Affirmative Action
Essay by review • November 21, 2010 • Essay • 1,091 Words (5 Pages) • 1,249 Views
In 1997, three students were denied admission into the University of Michigan. Each of them, in turn, sued the school, charging them with discrimination. In one of the cases, a student was denied admission into Michigan's law school. Chicago Sun-Times writers Dave Newbart and Kate Grossman reported that last Monday, June 23, 2003, in a 5-4 majority ruling, swing vote Justice Sandra Day O'Connor judged for the school maintaining their right to consider the race of their applicants. In a second decision, the court ruled that they supported the University's use of race in their admissions policy, but use of a point system was unconstitutional under the fourteenth amendment (Equal Protection Clause). Why then was the student still dissatisfied with the ruling? She was suing the school for reverse discrimination stemming from the University of Michigan's use of affirmative action towards their applicants. The student was white.
The lawsuit sent shockwaves across the nation. Though the case centered on college admission practices, affirmative action plays a role in many everyday matters, especially towards procedures regarding employment. Before delving into discourse and opinions, the background and history of affirmative action should be discussed.

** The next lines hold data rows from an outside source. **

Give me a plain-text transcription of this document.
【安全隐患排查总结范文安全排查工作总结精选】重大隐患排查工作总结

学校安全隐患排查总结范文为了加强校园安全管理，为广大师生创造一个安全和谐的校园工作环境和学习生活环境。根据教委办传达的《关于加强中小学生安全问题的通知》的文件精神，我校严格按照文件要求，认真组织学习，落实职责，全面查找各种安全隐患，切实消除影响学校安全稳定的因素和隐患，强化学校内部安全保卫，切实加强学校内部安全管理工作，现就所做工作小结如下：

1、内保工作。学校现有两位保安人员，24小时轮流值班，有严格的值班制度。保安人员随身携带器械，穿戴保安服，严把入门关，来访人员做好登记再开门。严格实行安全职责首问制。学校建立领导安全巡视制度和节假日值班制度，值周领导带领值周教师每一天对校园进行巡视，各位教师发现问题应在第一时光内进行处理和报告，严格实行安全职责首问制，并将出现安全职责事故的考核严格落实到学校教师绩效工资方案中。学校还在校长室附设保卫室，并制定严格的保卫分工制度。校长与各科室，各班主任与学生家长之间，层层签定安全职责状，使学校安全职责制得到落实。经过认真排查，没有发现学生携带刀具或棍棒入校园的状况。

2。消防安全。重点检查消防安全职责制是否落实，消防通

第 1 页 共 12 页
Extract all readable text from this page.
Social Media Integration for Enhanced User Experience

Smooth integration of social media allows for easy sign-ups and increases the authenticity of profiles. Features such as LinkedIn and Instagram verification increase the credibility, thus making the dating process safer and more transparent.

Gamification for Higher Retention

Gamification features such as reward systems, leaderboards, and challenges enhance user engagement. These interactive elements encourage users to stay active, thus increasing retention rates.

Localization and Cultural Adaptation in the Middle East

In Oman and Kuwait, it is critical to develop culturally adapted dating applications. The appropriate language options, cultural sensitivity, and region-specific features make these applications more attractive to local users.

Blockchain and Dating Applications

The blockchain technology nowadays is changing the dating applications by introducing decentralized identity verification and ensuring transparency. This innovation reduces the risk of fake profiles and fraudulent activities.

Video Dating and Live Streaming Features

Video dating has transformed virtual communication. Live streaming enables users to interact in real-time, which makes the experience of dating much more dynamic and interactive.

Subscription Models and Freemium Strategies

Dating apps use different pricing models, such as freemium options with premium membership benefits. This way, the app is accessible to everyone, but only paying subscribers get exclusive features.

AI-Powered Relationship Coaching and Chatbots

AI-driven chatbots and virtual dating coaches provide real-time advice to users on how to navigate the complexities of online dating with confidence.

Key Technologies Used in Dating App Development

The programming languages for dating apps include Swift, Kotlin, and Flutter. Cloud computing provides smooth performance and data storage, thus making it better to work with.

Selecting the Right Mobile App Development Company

According to writer Stephen Cahn, affirmative action's origins stem from an executive order that John F. Kennedy wrote in regards to the hiring practices of employers. Cahn writes that the President's Committee on Equal Opportunity Employment stated federal contractors "...will not discriminate against any employee or applicant for employment because of race, creed, color, or national origin. The Contractor will take affirmative action, to ensure that applicants are employed, and that employees are treated during employment, without regard to their race, creed, color, or national origin." The principle of this order from President Kennedy was more developed with the Civil Rights Act of 1964, which in part stated that "No person in the United States shall, on the grounds of race, color or national origin, be excluded from participation in, be denied the benefits of, or be subjected to discrimination under any program or activity receiving federal financial assistance." About one year later, President Lyndon B. Johnson defined the concept of affirmative action emphasizing that civil rights laws alone were not enough to resolve discrimination. Just months later, President Johnson issued an order to enforce affirmative action toward prospective minority employees in all aspects of hiring and employment. Employers must take specific measures to ensure equality in hiring and must document these efforts. Two years later, the order was amended to cover discrimination based on gender. In 1969, President Richard Nixon issued an order that further defined the "goals" of affirmative action. C. Price Jones of the Michigan Daily reported that the order stated it "...would not impose quotas, but would require federal contractors to show 'affirmative action' to meet the goals of increasing minority employment," minority referring specifically to "Negroes, American Indians, Orientals, and Spanish Surnamed Americans" (Cahn) .
Nine years later, a landmark case hit the nation. In the case of the University of California v. Bakke, a white student, Allen Bakke, sued the university for reverse discrimination under the Fourteenth Amendment. The court ruled that race was a legitimate factor in school admissions, but quotas were unconstitutional. Where as the subject of strict quotas was struck down, just two years later, the court ruled that in the case of Fullilove v. Klutznick, certain quotas "...were not unconstitutional and that 15 percent of public works funds be set aside for minority contractors" (Jones) . In the 1996 case of Hopwood v. University of Texas Law School, the court ruled that the Bakke decision was invalid and that the school's affirmative action admissions policy was suspended. One more landmark in the history of affirmative action is the enactment of Proposition 209 in the state of California. It bans all forms of affirmative action, which in turn banned all forms of discrimination and preferential treatment (Jones).